Что оставалось после этого? Подумали и согласились!
Обрадованный кунак наш кинулся как шальной к мосту, прикрикнул на мужиков и принялся сам настилать накатник. Переправя стаю и обоз вперед, мы наконец всем обществом тронулись в путь и начали подниматься на пологую гору; налево от нас потянулась каменная стена, направо начали попадать в глаза неопределенного вида строения. Миновавши их, мы повернули в высокие каменные ворота; направо стоял громадный с заколоченными наглухо ставнями старинный дом; за ним в углу светились два окна флигеля, где помещался Петр Иванович с семьей. Услыша топот, к нам вышел подслепый лакей со свечкой и, мигая веками, старался осветить две ступеньки крылечка под соломенной крышкой.
При входе в первую комнату из скверной, вонючей и сорной передней мы тотчас были пожалованы в звание друзей Петра Ивановича и, расцеловавшись с ним, как подобало, вступили в следующую комнату, игравшую роль гостиной, потому что в ней обретался ситцевый диван, несколько кресел и стояло в углу старинное, необыкновенной формы фортепьяно, с овалом на спине и круглыми боками, походившее на супоросую свинью[52].
– Вот тут, господа, пожалуйте!.. Граф, прошу садиться, а я вот вам тотчас жену, тово… чаю… Эй! Каролина, выходи! Чаю господам… Ком гир[53]! – крикнул он, громко стуча кулаком в дверь. – Да вы не хотите ли, тово… перед чаем пройтись по водке, лучше?.. А, вот она! Рекомендую, граф!.. Да вы уже знакомы… Вот, господа, рекомендую, моя жена, только вы с нею не очень-то… просто, этак, тово, она глуха – черт, не знаю, чем лечить… русские лекарства не действуют… Вы, пожалуйста, не церемоньтесь с ней… Каролина, чаю господам!.. Тей! Тей![54] – крикнул Петр Иванович, выделывая рукой, как наливают чай, и убежал.

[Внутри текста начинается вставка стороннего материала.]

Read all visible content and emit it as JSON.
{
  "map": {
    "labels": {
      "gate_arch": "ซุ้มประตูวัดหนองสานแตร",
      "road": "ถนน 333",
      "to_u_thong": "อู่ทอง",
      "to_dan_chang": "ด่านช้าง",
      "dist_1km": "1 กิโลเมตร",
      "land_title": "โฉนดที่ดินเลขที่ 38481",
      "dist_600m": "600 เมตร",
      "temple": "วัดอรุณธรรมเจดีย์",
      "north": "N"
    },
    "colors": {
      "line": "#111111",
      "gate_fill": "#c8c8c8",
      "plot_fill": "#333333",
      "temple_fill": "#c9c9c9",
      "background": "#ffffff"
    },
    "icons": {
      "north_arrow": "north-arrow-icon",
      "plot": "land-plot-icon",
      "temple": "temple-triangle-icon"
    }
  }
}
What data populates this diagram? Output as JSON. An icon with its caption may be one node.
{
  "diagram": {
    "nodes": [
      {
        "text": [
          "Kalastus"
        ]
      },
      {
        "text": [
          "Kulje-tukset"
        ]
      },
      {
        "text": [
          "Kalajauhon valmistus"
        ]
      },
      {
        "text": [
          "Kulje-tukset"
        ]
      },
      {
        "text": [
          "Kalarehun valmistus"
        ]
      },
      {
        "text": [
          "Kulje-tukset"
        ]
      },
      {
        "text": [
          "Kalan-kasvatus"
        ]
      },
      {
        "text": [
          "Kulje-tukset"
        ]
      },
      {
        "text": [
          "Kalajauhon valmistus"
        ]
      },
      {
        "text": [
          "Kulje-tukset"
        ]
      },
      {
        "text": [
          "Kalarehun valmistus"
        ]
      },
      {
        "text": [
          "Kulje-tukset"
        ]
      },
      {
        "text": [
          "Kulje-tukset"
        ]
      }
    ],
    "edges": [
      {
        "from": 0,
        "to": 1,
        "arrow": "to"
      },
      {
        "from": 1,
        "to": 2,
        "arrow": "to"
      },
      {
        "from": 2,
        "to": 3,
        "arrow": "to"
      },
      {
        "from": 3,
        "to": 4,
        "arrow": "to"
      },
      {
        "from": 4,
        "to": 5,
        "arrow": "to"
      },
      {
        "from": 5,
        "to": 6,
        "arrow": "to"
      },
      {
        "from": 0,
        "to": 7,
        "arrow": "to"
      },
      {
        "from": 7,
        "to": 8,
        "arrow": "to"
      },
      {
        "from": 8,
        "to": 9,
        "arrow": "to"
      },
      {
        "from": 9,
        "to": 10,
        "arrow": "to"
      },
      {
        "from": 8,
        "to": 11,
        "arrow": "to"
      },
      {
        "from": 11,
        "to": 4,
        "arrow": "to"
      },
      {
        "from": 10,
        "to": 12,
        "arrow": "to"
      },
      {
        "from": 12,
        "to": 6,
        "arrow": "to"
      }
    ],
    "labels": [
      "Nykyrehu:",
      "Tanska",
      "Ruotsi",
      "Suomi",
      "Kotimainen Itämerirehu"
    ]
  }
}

Пока это говорилось и показывалось, между нами, медленно отворяя дверь, еще медленнее появилась молодая дама с завязанной щекой, в опрятном сереньком капоте из полутерно[55]; в то время как муж выкрикивал у нее над ухом: «Тей!» – она успела выделать два книксена и по исчезновении Петра Ивановича молча села в ближайшие кресла: в черных прекрасных глазах ее светилась какая-то робость, сиротливость; на бледном кротком, чисто немецкого типа лице была заметна грусть, а глядя на тощую грудь и руки этой женщины, нельзя было сомневаться, что у нее до крайности потрясены и расслаблены нервы.
Кое-как откланявшись, мы тоже начали усаживаться где попало; граф поместился ближе и как знакомый первый вступил в разговор.
– Как ваше здоровье? – спросил он довольно громко.
– Ваше зиятельство на акот[56]? – отвечала Каролина Федоровна.
В таком роде длился у нее разговор с Атукаевым около четверти часа; наконец я подошел как можно ближе и сказал довольно громко по-немецки:
– Вы, верно, скучаете, живя постоянно в деревне?
– Мои родные в Карлсруэ, – отвечала она и грустно улыбнулась.